The inspectors reviewed the licensees external flood protection features. The inspectors performed a walkdowns of external site areas including inside several nuclear service water conduit manhole bunkers to assess flood protection measures. Through observation and design review, the inspectors reviewed sealing of doors, cables and splices subject to submergence, sump pump and level circuit operations, and potential flooding sources. The inspectors reviewed the corrective action program documents to verify that the licensee was identifying and resolving flooding protection issues.

Documents reviewed are listed in the Attachment.

b. Findings

No findings of significance were identified.

1R11 Licensed Operator Requalification

.1 Biennial Program Review

a. Inspection Scope

The inspectors reviewed documentation, interviewed licensee personnel, and observed the administration of operating tests and written examinations associated with the licensees operator requalification program to assess the effectiveness of the licensee in implementing requalification requirements identified in 10 CFR Part 55, Operators Licenses. The evaluations were also performed to determine if the licensee effectively implemented operator requalification guidelines established in NUREG 1021, Operator Licensing Examination Standards for Power Reactors, and Inspection Procedure 71111.11, Licensed Operator Requalification Program. The inspectors also evaluated the licensees simulation facility for adequacy for use in operator licensing examinations using ANSI/ANS-3.5-1998, American National Standard for Nuclear Power Plant Simulators for use in Operator Training and Examination. The inspectors observed three crews during the performance of operating tests. Documents reviewed are listed in the Attachment.

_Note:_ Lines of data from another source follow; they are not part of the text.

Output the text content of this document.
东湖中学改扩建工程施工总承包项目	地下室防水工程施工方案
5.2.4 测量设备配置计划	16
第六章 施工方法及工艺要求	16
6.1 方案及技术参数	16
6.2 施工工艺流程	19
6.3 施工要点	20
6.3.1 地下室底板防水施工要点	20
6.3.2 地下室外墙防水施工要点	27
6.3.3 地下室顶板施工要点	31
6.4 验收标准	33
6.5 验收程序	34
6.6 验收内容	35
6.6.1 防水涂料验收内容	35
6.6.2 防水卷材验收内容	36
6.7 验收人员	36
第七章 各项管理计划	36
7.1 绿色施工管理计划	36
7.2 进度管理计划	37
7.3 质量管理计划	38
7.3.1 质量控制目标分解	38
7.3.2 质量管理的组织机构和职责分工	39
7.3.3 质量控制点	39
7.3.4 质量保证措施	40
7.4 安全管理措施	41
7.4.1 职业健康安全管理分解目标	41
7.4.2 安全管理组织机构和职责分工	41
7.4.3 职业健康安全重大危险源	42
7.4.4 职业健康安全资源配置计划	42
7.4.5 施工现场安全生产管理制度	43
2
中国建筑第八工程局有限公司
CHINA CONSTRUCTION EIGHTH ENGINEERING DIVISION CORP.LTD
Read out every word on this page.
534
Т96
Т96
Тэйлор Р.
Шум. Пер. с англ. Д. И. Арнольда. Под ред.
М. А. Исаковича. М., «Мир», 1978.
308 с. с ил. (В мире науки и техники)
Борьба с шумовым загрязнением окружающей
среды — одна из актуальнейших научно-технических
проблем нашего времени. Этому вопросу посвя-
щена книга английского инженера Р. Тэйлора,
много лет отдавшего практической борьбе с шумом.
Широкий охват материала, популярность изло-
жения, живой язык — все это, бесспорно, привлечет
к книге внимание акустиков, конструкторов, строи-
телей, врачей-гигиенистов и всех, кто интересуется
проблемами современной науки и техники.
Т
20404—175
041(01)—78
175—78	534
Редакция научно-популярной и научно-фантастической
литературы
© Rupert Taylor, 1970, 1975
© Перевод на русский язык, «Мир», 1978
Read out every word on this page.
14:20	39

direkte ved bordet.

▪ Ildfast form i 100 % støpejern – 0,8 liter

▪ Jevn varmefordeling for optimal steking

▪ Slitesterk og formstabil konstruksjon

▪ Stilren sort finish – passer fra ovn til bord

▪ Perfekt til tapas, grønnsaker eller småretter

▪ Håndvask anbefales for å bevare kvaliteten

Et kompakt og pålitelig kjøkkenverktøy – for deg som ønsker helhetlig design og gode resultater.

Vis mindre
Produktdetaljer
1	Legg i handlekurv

Following the completion of the annual operating tests, the inspectors reviewed the overall pass/fail results of the biennial written examination, the individual JPM operating tests, and the simulator operating tests administered by the licensee. These results were compared to the thresholds established in Manual Chapter 609, Appendix I, Operator Requalification Significance Determination Process.

b. Findings

Introduction.

An NRC-identified Green NCV of 10 CFR 55.59 was identified for failure to adequately examine Senior Reactor Operators (SROs). JPMs that contained immediate operator actions was excluded from the sample of JPMs used to examine SROs.

Description.

While observing annual operating tests, inspectors observed that SROs were not administered the same JPMs as the ROs. The inspectors found that JPMs containing immediate operator actions had been removed from the sample for SRO examinations. The inspectors determined that, in 2004, Catawbas training staff determined that SROs would not be examined with JPMs that contained immediate operator actions. The basis for this decision was that SROs typically do not operate the console controls.

Analysis.

The finding is more than minor because if left uncorrected it would lead to a more significant safety concern and affected the Mitigating Systems cornerstone. This finding affected an individual operating examination, was related to examination quality, and affected more than 20% of the SRO operating tests. Using MC 0609 Appendix I, License Operator Requalification Significance Determination Process (SDP), the inspectors determined the finding is of very low safety significance (Green).

Enforcement.

10 CFR 55.59(a)(2)(ii) states, in part that, the operating test will require the operator or senior operator to demonstrate an understanding of and the ability to perform the actions necessary to accomplish a comprehensive sample of items specified in 10 CFR 55.45 (a)

(2) through
(13) inclusive to the extent applicable to the facility. 10 CFR 55.45 (a)(2) states Manipulate the console controls as required to operate the facility between shutdown and designated power levels; and 10 CFR 55.45 (a)(3) states Identify annunciators and condition-indicating signals and perform appropriate remedial actions where appropriate. Contrary to the above, excluding JPMs that contained immediate operator actions from the operating tests for SROs did not meet the requirements of 10 CFR 55.45 (a)(2) or (a)(3). Because this finding is of low safety significance and has been entered into the corrective action program as PIP C-06-05501, this violation is being treated as an NCV, consistent with Section VI.A.1 of the NRC Enforcement Policy: NCV 05000413,414/2006004-01, Inadequate Senior Reactor Operator Operating Examinations.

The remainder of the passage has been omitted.